There is no more overused word in the English language than “talent.” I see it all the time – a young pianist will play very well, maybe even astoundingly well. A pitcher will throw a mind-bending curveball. A gymnast will do an amazing series of flips and end-over-end stunts. The response will invariably be “What talent!”
In reality though, talent is only half the story, and most of the time it’s far less than that. When you see a pianist doing things at the keyboard that are so impressive that it seems superhuman, what you’re seeing is about 10 percent talent, and 90 percent work. You see the amazing results, but you don’t see the thousands of hours of practice that went into perfecting those results. The legendary pianist Ignaz Friedman once gave a performance of the Chopin Etude in thirds (one of the most difficult piano pieces ever written), after which he remarked to an audience member (who had probably just said “What talent!”) that he practiced it 5,000 times before performing it in public. And that’s just one piece.
The most impressive people you’ve ever seen – whether they be musicians, athletes, dancers, or anyone else – didn’t just come out of the womb knowing how to do what they do. They had to work. Very very hard.

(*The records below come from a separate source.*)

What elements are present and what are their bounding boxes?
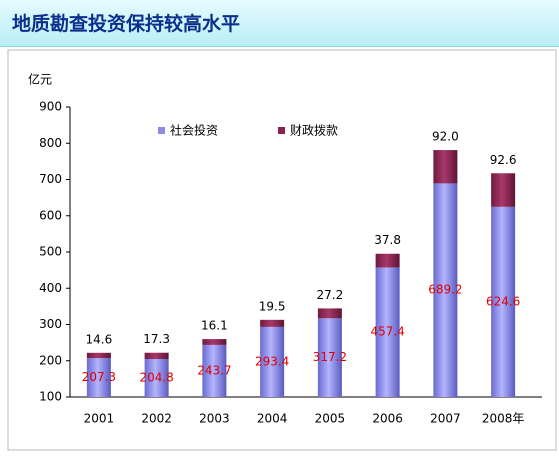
x-tick-label: 2005 <box>315 412 346 426</box>
y-tick-label: 300 <box>39 317 62 331</box>
y-tick-label: 700 <box>39 172 62 186</box>
x-tick-label: 2002 <box>141 412 172 426</box>
legend-label: 财政拨款 <box>290 124 338 138</box>
value-label: 27.2 <box>317 288 344 302</box>
bar <box>491 173 516 207</box>
value-label: 204.8 <box>139 371 173 385</box>
bar <box>86 358 111 397</box>
bar <box>317 308 342 319</box>
bar <box>260 326 285 397</box>
x-tick-label: 2001 <box>84 412 115 426</box>
frame <box>7 49 557 451</box>
bar <box>317 318 342 397</box>
header: 地质勘查投资保持较高水平 <box>0 0 559 47</box>
bar <box>375 267 400 397</box>
value-label: 92.6 <box>490 153 517 167</box>
y-tick-label: 400 <box>39 281 62 295</box>
legend-swatch <box>158 127 165 134</box>
legend-box <box>132 118 382 146</box>
value-label: 92.0 <box>432 130 459 144</box>
bar <box>260 319 285 327</box>
y-tick-label: 200 <box>39 353 62 367</box>
x-tick-label: 2007 <box>430 412 461 426</box>
bar <box>433 150 458 184</box>
y-tick-label: 900 <box>39 100 62 114</box>
value-label: 293.4 <box>255 354 289 368</box>
value-label: 317.2 <box>313 350 347 364</box>
bar <box>144 352 169 360</box>
legend-label: 社会投资 <box>170 123 218 138</box>
bar <box>375 253 400 268</box>
y-tick-label: 600 <box>39 208 62 222</box>
y-tick-label: 800 <box>39 136 62 150</box>
x-tick-label: 2004 <box>257 412 288 426</box>
value-label: 16.1 <box>201 319 228 333</box>
x-tick-label: 2008年 <box>482 412 525 426</box>
chart-title: 地质勘查投资保持较高水平 <box>12 13 241 35</box>
value-label: 243.7 <box>197 363 231 377</box>
value-label: 19.5 <box>259 299 286 313</box>
bar <box>491 206 516 397</box>
value-label: 37.8 <box>374 233 401 247</box>
x-tick-label: 2003 <box>199 412 230 426</box>
y-tick-label: 100 <box>39 390 62 404</box>
bar <box>144 359 169 397</box>
bar <box>202 339 227 345</box>
legend-swatch <box>278 127 285 134</box>
y-tick-label: 500 <box>39 245 62 259</box>
value-label: 457.4 <box>370 325 404 339</box>
value-label: 17.3 <box>143 332 170 346</box>
y-axis-label: 亿元 <box>28 72 52 87</box>
value-label: 207.3 <box>82 370 116 384</box>
bar <box>433 183 458 397</box>
value-label: 624.6 <box>486 294 520 308</box>
value-label: 14.6 <box>86 332 113 346</box>
bar <box>86 352 111 359</box>
bar <box>202 344 227 397</box>
x-tick-label: 2006 <box>372 412 403 426</box>
value-label: 689.2 <box>428 283 462 297</box>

Does talent play a role at all? Sure. There are certainly people with a natural aptitude for a given subject. But they’d be the first to tell you that talent only gets you so far. The world is full of talented failures.

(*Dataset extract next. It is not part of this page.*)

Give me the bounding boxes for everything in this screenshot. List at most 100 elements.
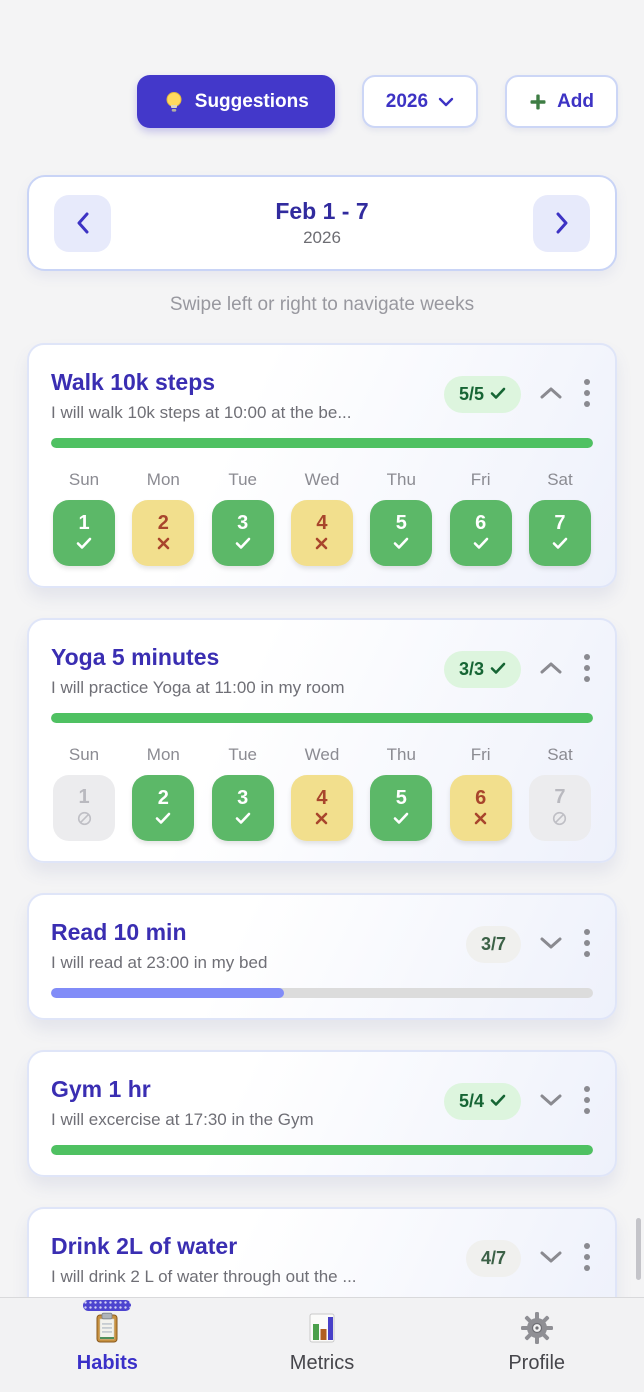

Why do we mention this? Because it’s important to know that piano students progress by practicing, not by some magic called “talent”. They have to do what all the greats had to do, which is sit down in front of the piano every day and practice. Would we expect a 7 year old piano student to practice as much as Ignaz Friedman? Of course not. But the degree to which they imitate his practice is the degree to which they will become better than they are, and isn’t that why we take piano lessons in the first place?